Playcentre is an early childhood education and parenting organisation which operates parent-led early childhood education centres throughout New Zealand and offers parents the opportunity to gain a Certificate in Early Childhood and Adult Education.

When the first playcentre was opened in 1941 the prevailing philosophy in New Zealand child education was that education did not really start until children entered the formal, disciplinarian, school system. Playcentres instead recognised the value of early child education and specifically the educational value of child-initiated play.

The playcentre concept originated in New Zealand, but is now also established in Japan.

Their mission is stated as "Whānau Tupu Ngātahi - Families growing together."

History and spread

The movement started during the Second World War to provide a break for mothers as well as means to allow for the social development of the child within a cooperative environment. In the initial years of the war, educator Gwen Somerset, who is responsible for the movement's philosophy, began to use Feilding's Community Centre (which in itself was the first in New Zealand) to hold classes on child development and parenting, and to facilitate children's daycare by means of a playgroup; this acting as the forerunner experiment to the playcentre movement. The first proper playcentre was established in 1941 in the Wellington suburb of Karori. From the start each playcentre was a community driven initiative, organised by parents, utilising existing premises (e.g. church or community halls) and using parents as teachers.  This allowed the easy spread of the movement, now encompassing over 450 centres around New Zealand and explains why they are the dominant provider of early childhood education in rural areas.

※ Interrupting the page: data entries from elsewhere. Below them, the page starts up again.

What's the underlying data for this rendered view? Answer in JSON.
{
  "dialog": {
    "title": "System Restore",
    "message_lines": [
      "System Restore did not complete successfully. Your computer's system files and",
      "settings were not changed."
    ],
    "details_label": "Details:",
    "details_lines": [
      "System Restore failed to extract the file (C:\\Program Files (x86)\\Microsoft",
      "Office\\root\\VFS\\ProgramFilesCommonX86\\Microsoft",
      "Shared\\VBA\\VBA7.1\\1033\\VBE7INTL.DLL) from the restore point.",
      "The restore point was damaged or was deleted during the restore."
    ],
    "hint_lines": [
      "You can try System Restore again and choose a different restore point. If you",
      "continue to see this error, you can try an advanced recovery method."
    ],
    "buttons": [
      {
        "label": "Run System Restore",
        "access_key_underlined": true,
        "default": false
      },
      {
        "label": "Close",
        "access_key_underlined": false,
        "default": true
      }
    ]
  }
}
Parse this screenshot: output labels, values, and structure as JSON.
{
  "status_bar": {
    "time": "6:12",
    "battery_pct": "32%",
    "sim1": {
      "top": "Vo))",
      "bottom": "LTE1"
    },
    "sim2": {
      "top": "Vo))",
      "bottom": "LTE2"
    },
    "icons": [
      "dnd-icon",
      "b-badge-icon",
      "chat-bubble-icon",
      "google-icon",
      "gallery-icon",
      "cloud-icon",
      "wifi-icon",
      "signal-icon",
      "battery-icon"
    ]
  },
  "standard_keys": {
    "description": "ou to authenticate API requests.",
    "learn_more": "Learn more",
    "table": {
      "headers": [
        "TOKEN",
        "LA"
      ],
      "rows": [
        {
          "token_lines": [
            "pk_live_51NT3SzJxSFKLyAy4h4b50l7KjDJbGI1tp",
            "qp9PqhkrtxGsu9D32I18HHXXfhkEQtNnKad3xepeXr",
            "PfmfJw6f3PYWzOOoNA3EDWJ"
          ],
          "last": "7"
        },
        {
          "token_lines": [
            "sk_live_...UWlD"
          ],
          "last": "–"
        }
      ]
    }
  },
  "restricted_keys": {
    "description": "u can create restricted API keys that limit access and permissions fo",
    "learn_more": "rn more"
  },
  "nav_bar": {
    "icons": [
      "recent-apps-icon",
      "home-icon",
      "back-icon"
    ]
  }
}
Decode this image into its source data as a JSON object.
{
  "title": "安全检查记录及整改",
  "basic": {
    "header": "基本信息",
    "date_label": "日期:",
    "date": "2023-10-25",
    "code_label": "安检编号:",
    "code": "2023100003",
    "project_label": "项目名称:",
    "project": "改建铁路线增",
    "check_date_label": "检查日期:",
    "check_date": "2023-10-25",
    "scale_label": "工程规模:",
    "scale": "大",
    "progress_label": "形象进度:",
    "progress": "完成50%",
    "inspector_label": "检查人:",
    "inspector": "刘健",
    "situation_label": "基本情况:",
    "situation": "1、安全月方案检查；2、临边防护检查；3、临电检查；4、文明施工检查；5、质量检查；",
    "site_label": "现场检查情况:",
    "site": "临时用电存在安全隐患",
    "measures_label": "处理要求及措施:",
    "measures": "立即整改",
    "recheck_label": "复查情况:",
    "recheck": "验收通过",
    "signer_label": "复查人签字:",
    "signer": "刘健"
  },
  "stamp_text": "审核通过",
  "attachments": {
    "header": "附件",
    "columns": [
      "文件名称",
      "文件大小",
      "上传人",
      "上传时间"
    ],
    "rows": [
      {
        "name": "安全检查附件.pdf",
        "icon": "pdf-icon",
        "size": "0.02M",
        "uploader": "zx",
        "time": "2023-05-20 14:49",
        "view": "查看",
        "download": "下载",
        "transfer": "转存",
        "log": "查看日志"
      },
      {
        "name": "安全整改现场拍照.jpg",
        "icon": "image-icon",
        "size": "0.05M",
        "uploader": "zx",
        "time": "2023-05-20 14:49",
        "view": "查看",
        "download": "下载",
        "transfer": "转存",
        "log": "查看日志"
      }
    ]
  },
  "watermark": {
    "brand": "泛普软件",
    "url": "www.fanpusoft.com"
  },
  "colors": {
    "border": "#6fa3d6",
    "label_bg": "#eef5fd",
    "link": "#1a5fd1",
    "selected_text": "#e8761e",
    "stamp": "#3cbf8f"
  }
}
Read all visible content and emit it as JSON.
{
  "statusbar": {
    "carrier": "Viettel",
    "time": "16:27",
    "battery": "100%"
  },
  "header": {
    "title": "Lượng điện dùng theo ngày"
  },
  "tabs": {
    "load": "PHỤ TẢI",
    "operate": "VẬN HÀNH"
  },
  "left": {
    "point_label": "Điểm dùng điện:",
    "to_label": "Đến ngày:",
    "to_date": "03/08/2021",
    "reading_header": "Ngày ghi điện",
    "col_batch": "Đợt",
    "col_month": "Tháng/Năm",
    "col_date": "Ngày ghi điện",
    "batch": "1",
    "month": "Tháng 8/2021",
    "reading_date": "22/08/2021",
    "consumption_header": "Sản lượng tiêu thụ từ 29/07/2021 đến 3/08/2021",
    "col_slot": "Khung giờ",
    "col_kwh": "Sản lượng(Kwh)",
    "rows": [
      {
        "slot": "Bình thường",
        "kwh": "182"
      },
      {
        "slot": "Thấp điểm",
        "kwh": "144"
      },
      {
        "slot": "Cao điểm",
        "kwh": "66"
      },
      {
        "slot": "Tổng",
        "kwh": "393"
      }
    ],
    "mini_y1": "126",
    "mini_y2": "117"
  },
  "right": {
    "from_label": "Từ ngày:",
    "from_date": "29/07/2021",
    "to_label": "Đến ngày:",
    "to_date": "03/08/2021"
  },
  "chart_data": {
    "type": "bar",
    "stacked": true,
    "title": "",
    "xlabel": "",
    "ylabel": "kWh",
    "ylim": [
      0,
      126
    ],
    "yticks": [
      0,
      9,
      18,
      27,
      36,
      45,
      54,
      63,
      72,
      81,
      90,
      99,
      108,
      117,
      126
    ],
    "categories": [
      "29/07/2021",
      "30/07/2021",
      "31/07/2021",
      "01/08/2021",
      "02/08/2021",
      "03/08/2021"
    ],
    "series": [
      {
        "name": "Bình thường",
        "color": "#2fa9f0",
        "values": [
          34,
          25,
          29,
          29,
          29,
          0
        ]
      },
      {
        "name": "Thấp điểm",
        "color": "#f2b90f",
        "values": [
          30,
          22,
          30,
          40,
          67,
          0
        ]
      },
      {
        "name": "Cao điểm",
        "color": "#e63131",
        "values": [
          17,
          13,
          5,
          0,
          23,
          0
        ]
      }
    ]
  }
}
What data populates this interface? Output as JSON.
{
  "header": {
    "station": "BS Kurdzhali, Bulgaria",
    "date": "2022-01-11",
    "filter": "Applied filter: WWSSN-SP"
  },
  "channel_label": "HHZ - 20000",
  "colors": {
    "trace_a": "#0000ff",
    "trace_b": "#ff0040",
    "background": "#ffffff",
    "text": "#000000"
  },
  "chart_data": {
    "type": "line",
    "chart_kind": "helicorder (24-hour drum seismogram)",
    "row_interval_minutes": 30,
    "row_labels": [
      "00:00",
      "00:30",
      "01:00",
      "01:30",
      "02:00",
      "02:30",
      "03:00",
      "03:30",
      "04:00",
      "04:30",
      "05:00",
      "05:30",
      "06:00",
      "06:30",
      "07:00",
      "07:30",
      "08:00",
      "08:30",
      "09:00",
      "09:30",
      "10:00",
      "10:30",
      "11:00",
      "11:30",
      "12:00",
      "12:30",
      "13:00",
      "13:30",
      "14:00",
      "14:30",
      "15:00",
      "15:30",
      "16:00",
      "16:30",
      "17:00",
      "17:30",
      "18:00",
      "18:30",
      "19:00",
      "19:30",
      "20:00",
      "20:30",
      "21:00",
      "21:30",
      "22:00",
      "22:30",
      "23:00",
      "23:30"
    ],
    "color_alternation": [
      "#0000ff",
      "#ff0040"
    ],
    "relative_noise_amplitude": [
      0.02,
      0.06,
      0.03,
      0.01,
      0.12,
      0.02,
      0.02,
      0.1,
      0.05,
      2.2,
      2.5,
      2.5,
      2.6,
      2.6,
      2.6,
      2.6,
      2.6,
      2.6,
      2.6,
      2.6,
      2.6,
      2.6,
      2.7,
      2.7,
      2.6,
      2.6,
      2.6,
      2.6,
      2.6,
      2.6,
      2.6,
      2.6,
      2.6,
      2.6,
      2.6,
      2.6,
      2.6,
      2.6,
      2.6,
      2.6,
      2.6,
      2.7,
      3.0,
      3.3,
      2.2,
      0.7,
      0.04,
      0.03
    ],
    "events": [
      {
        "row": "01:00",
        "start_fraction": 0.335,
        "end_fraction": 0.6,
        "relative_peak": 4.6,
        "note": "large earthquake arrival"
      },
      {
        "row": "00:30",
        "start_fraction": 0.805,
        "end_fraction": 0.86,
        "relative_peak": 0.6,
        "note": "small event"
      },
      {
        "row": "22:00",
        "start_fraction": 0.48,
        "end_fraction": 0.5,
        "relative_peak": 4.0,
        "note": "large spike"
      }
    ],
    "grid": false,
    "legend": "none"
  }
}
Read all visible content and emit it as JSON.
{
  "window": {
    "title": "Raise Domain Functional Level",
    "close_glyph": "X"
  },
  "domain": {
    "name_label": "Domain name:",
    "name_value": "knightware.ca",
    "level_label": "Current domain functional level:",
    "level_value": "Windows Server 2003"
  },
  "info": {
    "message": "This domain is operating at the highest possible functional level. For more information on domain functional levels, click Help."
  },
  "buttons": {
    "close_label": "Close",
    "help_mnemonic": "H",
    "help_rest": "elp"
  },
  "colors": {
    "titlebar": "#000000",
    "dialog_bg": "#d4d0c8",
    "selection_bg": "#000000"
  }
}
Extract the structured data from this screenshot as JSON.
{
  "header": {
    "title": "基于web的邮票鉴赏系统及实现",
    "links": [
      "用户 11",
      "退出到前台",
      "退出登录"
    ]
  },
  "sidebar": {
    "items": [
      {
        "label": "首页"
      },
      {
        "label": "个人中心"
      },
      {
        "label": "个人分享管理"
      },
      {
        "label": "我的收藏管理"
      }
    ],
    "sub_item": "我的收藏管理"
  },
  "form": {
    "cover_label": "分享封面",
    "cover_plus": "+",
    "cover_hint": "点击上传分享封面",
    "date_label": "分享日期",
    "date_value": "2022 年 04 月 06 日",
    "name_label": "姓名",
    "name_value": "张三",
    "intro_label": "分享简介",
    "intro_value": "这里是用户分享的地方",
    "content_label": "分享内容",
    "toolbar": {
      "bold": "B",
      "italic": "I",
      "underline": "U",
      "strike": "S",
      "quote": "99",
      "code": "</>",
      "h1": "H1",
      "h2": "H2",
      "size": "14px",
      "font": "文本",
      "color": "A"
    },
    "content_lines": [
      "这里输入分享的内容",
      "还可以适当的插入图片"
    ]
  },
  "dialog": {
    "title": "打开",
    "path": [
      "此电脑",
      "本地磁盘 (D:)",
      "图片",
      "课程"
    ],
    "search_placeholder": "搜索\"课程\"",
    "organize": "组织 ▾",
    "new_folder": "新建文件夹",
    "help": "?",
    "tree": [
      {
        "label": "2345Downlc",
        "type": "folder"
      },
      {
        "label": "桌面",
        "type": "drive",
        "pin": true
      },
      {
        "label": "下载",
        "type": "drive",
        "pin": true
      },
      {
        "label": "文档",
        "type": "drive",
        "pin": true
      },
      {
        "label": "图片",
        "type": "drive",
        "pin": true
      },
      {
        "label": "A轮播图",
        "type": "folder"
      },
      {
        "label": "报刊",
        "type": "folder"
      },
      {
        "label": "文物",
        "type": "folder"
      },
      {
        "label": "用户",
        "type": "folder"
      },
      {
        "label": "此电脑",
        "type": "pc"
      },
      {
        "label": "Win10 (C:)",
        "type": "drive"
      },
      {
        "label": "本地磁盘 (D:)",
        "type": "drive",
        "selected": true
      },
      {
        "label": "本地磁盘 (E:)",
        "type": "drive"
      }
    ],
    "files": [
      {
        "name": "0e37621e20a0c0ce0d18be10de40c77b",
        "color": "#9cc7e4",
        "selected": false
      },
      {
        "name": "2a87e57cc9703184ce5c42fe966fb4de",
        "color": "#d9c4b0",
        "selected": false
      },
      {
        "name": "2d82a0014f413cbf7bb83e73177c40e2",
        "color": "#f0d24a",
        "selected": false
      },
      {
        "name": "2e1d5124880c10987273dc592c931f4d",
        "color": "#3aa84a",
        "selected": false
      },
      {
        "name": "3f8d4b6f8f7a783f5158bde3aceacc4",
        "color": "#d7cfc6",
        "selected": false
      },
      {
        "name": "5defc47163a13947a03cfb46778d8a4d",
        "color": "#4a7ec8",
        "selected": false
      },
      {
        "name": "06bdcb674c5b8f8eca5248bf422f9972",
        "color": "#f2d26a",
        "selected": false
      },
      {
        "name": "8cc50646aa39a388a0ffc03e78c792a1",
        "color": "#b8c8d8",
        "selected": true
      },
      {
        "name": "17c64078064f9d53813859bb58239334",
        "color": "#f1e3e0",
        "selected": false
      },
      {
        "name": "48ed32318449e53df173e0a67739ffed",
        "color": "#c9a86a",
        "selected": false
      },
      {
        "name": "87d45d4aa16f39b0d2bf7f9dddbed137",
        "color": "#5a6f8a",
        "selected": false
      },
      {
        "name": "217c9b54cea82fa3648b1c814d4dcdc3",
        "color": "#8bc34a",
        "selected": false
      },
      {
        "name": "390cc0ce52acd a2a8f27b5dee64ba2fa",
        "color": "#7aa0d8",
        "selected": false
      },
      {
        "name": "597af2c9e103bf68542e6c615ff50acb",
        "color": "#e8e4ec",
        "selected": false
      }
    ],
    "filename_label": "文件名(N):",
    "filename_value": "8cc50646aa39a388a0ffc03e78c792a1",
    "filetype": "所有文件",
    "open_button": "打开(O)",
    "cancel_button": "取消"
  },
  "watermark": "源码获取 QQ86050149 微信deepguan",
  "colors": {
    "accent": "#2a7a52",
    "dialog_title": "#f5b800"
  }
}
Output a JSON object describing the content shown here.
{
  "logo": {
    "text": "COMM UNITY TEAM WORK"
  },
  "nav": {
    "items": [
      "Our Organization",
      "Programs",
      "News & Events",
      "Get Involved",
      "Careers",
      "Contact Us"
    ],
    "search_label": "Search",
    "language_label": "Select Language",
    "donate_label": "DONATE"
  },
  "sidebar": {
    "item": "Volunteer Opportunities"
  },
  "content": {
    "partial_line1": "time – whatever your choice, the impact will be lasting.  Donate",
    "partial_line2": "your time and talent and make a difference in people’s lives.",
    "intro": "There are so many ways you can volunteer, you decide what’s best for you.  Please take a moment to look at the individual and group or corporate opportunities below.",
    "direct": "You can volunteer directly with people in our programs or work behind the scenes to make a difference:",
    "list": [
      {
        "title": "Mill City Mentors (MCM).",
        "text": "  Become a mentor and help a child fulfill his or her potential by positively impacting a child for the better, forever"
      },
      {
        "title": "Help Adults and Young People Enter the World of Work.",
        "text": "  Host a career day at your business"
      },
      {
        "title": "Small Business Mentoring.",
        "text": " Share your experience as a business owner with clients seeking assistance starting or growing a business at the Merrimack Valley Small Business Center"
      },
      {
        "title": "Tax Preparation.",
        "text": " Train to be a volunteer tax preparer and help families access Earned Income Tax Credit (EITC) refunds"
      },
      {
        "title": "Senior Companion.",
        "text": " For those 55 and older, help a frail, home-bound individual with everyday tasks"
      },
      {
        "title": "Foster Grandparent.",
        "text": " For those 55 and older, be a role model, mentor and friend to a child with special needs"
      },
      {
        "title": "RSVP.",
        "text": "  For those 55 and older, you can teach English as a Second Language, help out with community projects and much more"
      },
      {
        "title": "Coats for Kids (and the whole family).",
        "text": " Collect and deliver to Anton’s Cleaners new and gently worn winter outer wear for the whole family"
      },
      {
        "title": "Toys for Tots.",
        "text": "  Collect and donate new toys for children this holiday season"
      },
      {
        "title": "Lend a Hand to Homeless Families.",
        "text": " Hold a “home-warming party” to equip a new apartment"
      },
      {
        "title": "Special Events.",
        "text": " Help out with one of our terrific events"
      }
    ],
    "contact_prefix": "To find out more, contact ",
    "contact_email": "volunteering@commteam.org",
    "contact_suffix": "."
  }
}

Gwen Somerset, Joan Wood, Inge Smithells and Beatrice Beeby were among the founders of the organisation.

The Playcentre model has been copied by groups in other countries, including the Japan Playcentre Association.

Philosophy
Playcentre was instrumental in introducing the concept of education through play and through child-initiated activities to the early childhood setting in New Zealand. This philosophy has since been adopted throughout all New Zealand early childhood education centres through the New Zealand national curriculum for early childhood education, Te Whāriki.  They remain a champion of child-led non-structured play as the best form of education in early childhood.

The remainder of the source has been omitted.